New Delhi: In the wake of Delhi gangrape incident, Justice Usha Mehra Commission has suggested the enhancement of DTC bus fleet as public transport in Delhi was not adequate. The commission also suggested that mechanism should be devised to take action against those autorickshaw drivers who refuse to carry passengers. The Justice Mehra panel was set up to enquire into various aspect of the shocking incident of rape and brutal assault of 23-year old paramedical student in Delhi on December 16 2012, identify the lapses on the part of the police or any other authority or person that contributed to the occurrence and fix responsibility,
The panel also blamed Delhi police for poor coordination in allowing the bus to ply on roads uninterruptedly even after it was fined on several occasions and failed to get important clearances.
Union Home Secretary RK Singh, who was also present, said the home ministry has come to the conclusion after technical analysis that response of the PCR van to the call of December 16 victims could have been faster.
The Commission also said there was no coordination between the capital's police and its counterparts in the national capital regions (NCR) and sought framing of rules for better cooperation.
"We have recorded the statement of officials of the Delhi Police and the city transport department. We have found that there was lack of coordination between the police and the transport department. Despite being challaned many times, there was no action to prevent plying of the bus," Justice Mehra told reporters here after handing over the report to law minister Ashwani Kumar.
She said, "There was non-coordination between the police of NCT (National Capital Territory) and the NCR (National Capital Region). There is no rule so far on how will they work together if there is a crime.
"Rules must be framed on how to coordinate. There should be sensitisation at all levels," she said.
On the report of the Commission, which was constituted to inquire into various aspects of the December 16 incident, Justice Mehra said when the accused were driving the bus on the roads in south Delhi while brutally assaulting the 23-year-girl, there was no police control room (PCR) van to stop the bus or police picket on the roads.
She, however, said response of the police was "very quick" when the girl and her friend called for help and within six minutes of the message, a PCR van reached the stop and immediately took them to the hospital for treatment and this was corroborated by the friend of the deceased girl. The girl died in a Singapore hospital on December 29.
The law minister said the central government will take suitable action to the extent possible on the recommendations of the Commission.
"The Commission prepared the report ahead of time.

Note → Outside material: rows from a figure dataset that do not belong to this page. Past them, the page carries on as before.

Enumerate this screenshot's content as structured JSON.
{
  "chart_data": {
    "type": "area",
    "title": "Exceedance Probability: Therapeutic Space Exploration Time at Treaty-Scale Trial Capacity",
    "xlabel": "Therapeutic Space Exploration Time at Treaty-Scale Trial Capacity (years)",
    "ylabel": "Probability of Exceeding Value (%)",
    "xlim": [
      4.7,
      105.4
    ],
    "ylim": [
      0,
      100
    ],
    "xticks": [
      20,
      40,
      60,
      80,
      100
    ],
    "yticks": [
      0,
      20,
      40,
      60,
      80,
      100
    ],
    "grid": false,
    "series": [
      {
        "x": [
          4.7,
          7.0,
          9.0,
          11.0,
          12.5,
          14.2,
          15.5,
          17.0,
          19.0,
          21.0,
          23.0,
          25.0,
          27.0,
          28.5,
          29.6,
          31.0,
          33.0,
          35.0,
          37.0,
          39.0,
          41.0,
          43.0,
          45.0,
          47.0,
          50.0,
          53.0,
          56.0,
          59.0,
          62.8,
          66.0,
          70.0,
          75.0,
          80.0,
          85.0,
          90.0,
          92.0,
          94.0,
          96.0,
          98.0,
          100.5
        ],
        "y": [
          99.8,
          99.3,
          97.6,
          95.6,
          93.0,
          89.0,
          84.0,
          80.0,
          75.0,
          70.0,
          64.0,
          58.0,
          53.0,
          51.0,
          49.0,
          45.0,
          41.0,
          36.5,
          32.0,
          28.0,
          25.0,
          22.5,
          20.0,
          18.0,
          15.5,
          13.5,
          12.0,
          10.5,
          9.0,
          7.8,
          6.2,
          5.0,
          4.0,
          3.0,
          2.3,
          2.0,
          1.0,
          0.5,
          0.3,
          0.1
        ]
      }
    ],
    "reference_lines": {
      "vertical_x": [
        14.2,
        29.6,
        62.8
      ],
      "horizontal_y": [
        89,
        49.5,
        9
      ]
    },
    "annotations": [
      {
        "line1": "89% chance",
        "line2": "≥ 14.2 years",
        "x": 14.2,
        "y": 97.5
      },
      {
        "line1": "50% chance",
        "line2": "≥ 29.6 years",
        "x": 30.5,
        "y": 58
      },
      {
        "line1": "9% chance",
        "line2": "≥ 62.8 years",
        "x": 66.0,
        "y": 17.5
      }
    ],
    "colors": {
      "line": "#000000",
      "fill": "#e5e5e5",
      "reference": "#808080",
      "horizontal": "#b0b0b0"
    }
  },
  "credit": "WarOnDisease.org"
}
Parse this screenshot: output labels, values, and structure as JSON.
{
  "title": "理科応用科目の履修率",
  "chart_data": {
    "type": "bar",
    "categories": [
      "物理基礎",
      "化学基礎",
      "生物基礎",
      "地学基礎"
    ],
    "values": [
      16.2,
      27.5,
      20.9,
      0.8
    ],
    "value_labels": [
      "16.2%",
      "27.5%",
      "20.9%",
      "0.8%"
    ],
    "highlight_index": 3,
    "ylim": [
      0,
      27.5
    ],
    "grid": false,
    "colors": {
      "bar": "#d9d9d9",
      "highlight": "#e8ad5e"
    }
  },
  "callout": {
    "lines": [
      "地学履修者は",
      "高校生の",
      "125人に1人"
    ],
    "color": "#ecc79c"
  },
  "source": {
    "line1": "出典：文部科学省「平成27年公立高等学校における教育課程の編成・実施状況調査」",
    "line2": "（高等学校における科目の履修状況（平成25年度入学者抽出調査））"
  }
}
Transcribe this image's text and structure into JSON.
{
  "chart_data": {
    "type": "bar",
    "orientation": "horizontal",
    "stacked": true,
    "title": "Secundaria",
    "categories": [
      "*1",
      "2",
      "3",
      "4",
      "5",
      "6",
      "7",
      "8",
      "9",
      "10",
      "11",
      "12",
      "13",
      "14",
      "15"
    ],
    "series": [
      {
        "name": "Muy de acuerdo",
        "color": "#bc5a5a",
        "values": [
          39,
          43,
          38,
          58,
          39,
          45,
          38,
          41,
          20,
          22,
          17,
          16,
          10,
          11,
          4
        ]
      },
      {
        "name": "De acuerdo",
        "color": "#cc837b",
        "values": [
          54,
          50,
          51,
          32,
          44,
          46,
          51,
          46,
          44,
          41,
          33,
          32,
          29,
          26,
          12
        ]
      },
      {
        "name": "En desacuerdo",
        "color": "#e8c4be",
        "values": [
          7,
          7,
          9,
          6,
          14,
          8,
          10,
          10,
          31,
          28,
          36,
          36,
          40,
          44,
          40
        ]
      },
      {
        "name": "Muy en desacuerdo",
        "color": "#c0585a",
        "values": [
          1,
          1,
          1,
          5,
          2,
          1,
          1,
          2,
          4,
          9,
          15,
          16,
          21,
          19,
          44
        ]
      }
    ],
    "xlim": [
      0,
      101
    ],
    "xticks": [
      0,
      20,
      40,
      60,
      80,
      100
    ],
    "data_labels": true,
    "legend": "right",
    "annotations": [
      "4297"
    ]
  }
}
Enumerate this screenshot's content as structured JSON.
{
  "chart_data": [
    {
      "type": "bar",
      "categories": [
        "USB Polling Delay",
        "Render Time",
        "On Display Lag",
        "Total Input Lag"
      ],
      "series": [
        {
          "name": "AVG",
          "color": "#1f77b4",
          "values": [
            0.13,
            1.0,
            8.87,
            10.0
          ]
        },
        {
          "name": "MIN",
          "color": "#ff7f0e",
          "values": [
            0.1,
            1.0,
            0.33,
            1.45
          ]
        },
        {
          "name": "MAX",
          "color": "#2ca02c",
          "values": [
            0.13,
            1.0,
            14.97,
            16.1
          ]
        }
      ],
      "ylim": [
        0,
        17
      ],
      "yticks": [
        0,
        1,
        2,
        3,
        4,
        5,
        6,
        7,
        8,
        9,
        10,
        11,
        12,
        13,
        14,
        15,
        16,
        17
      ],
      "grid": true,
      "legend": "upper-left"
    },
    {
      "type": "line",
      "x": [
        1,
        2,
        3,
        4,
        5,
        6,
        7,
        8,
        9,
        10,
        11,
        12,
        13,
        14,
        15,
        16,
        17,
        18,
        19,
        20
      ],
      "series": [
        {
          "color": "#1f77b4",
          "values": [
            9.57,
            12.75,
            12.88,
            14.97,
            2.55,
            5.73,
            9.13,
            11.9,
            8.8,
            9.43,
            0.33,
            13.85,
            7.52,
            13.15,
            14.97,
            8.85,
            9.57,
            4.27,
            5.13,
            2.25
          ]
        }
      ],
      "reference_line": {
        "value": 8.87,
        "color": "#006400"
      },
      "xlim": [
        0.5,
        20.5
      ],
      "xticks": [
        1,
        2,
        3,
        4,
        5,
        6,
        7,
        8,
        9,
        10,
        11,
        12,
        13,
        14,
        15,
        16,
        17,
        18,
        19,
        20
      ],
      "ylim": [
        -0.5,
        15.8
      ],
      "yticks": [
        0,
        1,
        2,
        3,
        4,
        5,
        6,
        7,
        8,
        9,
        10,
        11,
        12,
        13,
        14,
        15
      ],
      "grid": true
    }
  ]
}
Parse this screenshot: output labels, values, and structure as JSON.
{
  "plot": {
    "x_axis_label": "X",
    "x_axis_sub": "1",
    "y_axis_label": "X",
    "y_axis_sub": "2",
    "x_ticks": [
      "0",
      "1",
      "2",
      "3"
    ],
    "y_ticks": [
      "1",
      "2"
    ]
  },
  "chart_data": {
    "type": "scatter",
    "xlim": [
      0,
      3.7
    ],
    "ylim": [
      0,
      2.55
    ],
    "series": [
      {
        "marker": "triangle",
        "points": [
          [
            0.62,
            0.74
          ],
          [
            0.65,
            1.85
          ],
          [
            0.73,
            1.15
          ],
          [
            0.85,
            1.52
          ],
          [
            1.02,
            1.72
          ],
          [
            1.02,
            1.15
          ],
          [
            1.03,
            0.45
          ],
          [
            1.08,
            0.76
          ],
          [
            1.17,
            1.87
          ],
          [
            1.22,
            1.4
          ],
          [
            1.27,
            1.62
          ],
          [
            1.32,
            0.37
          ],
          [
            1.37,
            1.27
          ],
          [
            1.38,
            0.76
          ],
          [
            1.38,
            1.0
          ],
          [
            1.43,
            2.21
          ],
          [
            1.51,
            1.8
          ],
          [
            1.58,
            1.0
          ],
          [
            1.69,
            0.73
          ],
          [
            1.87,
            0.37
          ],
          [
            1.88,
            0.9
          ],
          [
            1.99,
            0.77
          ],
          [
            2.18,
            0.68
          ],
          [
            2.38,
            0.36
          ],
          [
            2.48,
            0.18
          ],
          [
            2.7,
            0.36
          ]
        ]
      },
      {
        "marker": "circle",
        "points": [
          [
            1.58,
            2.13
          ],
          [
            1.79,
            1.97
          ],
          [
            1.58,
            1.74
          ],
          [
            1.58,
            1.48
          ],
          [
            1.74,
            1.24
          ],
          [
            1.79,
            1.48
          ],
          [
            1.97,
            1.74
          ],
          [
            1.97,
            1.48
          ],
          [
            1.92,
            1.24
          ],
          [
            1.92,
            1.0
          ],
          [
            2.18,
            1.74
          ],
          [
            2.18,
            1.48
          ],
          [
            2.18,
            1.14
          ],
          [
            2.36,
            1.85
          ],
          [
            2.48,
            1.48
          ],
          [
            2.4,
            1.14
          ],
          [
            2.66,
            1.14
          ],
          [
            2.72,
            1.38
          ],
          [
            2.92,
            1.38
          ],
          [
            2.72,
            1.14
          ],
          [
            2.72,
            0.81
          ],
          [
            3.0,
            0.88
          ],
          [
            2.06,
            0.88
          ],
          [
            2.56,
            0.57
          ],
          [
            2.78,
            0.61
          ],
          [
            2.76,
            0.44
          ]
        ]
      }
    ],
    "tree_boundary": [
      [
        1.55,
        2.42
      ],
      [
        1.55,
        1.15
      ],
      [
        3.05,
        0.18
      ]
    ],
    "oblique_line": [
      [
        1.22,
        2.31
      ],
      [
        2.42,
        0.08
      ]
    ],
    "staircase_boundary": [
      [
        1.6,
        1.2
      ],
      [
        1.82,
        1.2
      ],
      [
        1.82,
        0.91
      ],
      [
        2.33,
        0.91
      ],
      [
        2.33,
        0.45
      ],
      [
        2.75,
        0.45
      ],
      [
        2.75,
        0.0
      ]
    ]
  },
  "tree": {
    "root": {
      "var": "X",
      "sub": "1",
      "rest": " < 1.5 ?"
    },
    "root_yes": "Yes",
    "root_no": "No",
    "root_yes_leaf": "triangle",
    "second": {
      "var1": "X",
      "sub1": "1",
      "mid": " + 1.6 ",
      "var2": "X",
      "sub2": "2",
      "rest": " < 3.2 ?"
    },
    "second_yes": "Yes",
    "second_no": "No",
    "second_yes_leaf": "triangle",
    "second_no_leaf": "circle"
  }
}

It has concentrated on three to four principal issues - sensitisation of police, coordination of the police and transport departments and sensitisation of the media," he said.
The Commission has suggested that there should be a revisit on the education standards and "girls should be taught about what is good gesture and what is bad gesture".
Justice Mehra, a retired judge of the Delhi High Court, said a system should be put in place in which there should be a "push button in mobile phones through which family or police could be reached immediately when anyone is in distress".
The Commission also suggested amendment in section 231 of CrPC dealing with evidence recorded by judge being treated as 'examination on chief' and that there should be provision for cross-examination through video conferencing.
Justice Mehra said the Commission has suggested separation of investigation agency from law and order duties.
On the report of the Justice Verma Commission which suggested that some policemen were allegedly involved in rape of a girl but no action was taken against them, Singh said, "We will find out the truth and if anyone is found guilty, stringent action will be taken. We will also protect the identity of the witnesses".